I was the guest preacher at a small church yesterday morning, invited to preach and lead a Q&A session on evangelism. I chose to stray from the lectionary because the story of Paul on Mars Hill in Athens (Acts 17:16-34) is the biblical story that most strongly anchors my understanding of what evangelism needs to look like in our current contexts. However, the tragic events of last week drew me back to the lectionary’s uncannily timely gospel reading, Jesus’ parable of the Good Samaritan in Luke 10:25-37.
This familiar story begins with a legal scholar approaching Jesus and asking him to sum up the law. Jesus responds with what we call the dual love command: love God with your entire being and love your neighbor as yourself. This is as clear and concise an articulation of the way of Jesus as we have in the New Testament. Love God and love your neighbor. It’s all that simple, and it’s all that hard.
Jesus’ response prompts the legal scholar to pose the question, “And who is my neighbor?”
Who is my neighbor? Isn’t that the question our nation is struggling with these days? Who is my neighbor? Who is God calling me to love? Who is God calling me to serve? Whose lives matter?
In the parable Jesus tells to answer this question, a Jewish man is robbed and left for dead on the side of the road. His own religious leaders passed him by and didn’t help. Only a Samaritan stopped to help, even though Jews and Samaritans hated each other. They shared a common history, but lived deeply divided from each other. For Jesus’ Jewish audience, it would have been shocking that a Samaritan, of all people, ended up being the hero, the one who showed mercy to a stranger in need.
Who is my neighbor?
Before I came to Virginia I served for nine years as the youth minister in a predominantly white congregation in downtown Chicago. Every time a young black person was killed in the (mostly South Side) streets of our city, I struggled to get my mostly white North Side youth to fully empathize. Sure, they recognized that the gang violence of Chicago was tragic and sad. Yet even though these killings happened in their own city, it was far removed from the lives of privilege they lived in very different neighborhoods. I struggled to get them to feel in their core that these young black victims were part of their wider community.
Who is my neighbor?
A month ago, in the wake of the mass shooting at a gay night club in Orlando, I addressed my Presbytery assembly here in Central Virginia and suggested that what happened on that Sunday helps us understand why evangelism matters. (You can read a version of this address here.) A month later, we can replace Orlando with Baton Rouge, Falcon Heights, and Dallas and my message remains the same.
I don’t think progressive Christians always have a good sense or clear articulation of why the gospel matters.
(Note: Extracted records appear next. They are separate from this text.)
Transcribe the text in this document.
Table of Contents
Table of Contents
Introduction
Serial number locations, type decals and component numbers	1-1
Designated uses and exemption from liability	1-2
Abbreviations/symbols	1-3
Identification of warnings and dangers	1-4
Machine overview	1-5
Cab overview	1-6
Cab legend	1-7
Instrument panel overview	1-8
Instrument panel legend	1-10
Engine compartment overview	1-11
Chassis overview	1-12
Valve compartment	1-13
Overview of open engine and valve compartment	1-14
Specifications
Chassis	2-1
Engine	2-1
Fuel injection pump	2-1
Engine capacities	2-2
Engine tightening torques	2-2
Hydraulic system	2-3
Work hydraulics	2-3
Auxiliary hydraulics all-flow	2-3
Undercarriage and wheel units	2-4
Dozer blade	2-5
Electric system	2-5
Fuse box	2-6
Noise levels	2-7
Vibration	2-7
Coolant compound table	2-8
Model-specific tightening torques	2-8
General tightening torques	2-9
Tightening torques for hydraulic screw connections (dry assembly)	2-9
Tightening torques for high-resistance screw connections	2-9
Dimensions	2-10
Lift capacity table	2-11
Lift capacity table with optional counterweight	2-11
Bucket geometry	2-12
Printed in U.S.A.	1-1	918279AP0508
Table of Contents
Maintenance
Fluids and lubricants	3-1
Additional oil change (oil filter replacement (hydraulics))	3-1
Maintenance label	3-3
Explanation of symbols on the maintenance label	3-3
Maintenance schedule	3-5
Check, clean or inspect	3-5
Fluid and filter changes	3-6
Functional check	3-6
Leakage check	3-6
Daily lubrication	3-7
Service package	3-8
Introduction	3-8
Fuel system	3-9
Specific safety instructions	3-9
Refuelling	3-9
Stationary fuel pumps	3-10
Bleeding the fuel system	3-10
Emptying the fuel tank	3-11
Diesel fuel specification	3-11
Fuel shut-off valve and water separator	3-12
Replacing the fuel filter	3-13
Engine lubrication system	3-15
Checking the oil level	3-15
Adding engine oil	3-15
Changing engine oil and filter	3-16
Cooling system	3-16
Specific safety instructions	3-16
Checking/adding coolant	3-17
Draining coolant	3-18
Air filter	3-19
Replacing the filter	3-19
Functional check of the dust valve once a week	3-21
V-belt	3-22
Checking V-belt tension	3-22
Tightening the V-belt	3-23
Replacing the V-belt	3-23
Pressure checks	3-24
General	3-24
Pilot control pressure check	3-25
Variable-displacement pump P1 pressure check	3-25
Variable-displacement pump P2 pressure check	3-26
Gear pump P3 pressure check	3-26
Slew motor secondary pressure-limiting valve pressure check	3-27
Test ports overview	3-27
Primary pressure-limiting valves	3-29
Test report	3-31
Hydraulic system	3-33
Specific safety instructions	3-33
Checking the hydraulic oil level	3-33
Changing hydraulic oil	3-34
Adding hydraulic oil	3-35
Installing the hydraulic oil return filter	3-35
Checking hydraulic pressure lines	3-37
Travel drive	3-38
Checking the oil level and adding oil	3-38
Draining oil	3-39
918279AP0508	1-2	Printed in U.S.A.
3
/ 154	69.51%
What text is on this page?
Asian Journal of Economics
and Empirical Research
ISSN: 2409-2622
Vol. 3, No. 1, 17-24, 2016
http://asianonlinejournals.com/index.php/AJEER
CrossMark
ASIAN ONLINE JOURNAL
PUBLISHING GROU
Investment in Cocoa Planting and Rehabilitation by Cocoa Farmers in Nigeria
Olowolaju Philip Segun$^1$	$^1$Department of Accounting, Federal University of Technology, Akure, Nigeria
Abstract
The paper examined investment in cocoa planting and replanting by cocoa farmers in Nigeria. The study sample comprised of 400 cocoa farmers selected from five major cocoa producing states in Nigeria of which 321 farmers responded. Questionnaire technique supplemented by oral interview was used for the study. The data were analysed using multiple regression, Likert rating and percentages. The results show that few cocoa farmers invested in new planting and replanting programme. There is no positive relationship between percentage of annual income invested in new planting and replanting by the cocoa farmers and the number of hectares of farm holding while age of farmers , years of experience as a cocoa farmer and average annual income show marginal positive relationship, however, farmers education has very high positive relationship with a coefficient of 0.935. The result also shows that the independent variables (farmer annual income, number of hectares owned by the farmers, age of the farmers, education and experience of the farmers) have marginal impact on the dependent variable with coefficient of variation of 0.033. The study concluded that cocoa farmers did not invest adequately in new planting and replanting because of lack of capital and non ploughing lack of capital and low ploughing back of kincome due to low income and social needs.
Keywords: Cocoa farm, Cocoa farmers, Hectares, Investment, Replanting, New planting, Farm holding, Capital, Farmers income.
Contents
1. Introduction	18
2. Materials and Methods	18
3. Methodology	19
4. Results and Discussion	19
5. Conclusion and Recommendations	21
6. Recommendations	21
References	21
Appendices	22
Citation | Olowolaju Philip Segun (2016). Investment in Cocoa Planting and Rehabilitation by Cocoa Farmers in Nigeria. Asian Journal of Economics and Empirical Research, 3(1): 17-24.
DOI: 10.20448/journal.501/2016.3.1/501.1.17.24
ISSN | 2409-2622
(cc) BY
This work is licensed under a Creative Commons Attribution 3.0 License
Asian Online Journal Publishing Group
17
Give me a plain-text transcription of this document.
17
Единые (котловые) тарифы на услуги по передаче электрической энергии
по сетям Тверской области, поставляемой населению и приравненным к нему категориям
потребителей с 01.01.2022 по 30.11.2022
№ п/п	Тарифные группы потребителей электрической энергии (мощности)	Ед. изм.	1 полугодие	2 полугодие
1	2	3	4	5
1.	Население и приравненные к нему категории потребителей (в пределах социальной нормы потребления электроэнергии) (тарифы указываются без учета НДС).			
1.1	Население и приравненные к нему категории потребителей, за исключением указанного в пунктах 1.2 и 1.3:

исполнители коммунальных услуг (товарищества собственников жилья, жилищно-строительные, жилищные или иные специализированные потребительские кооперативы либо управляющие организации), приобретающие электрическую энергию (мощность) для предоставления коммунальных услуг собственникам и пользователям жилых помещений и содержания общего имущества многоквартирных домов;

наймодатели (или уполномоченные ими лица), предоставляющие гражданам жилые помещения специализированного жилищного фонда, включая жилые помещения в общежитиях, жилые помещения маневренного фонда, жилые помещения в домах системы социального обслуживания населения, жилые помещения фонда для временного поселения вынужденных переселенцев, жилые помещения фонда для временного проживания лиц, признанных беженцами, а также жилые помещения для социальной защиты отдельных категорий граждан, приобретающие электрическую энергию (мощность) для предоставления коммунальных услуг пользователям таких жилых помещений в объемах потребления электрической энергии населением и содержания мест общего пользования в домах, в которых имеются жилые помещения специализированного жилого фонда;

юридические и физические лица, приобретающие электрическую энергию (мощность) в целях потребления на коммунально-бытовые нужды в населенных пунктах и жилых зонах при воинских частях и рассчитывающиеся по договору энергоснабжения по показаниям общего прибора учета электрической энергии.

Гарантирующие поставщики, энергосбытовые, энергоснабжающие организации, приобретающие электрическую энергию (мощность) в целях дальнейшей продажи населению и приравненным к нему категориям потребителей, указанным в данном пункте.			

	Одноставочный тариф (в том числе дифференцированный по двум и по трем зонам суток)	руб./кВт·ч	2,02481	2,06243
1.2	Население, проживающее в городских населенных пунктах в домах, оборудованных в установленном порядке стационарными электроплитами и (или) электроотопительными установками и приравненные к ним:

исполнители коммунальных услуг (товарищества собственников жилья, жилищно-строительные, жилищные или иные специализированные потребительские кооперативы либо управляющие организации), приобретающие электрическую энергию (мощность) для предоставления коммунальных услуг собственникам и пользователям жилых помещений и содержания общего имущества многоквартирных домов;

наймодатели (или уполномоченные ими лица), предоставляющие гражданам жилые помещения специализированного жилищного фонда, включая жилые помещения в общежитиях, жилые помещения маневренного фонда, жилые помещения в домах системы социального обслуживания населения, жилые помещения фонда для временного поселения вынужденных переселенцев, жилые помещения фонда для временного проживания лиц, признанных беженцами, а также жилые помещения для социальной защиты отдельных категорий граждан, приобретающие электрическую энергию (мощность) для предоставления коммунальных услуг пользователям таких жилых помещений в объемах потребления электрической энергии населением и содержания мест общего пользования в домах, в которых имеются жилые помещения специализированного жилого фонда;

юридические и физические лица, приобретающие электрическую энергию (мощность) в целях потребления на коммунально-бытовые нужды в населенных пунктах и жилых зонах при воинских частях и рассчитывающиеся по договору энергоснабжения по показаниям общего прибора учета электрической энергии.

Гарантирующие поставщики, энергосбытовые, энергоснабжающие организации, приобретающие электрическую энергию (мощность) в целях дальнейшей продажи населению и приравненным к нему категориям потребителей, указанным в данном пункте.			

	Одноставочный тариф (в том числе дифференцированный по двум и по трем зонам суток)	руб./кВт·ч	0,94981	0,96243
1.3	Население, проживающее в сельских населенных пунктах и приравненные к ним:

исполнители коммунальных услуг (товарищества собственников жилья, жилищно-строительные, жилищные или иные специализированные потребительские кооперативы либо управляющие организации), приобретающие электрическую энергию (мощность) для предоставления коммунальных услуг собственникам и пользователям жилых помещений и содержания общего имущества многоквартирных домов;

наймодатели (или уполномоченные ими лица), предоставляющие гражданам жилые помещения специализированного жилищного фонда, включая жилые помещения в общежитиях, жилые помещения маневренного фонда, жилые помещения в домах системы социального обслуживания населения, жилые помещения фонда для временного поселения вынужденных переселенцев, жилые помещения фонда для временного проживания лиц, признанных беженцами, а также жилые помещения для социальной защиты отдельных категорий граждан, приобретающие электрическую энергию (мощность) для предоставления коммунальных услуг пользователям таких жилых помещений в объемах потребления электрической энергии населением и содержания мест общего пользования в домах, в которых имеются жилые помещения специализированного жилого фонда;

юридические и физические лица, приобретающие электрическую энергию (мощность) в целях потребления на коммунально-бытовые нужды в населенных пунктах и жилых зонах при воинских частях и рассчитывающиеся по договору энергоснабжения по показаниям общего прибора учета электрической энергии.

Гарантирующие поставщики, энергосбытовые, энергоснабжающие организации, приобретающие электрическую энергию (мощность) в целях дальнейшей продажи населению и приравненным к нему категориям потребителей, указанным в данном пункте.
For some Christians, it is crystal clear what is at stake in sharing the gospel: if people don’t come to faith in Jesus Christ they will suffer for all eternity in the fires of hell. If you really believe that, you have a lot of motivation to share the gospel. But I suspect that many of us don’t take this approach, or at least don’t frame it so starkly. We tend to lead with grace instead of fear. But I’ll be blunt: it’s rarely clear to me what, if anything, is at stake in progressive understandings of the gospel.
Lat week’s killings in Baton Rouge, Falcon Heights, and Dallas are why the gospel matters. It’s why evangelism—not just living the gospel but also talking about it—matters.
What happened last week is a stark reminder of what’s at stake in our world. And it’s a stark reminder that we need better answers to the question, “Who is my neighbor?”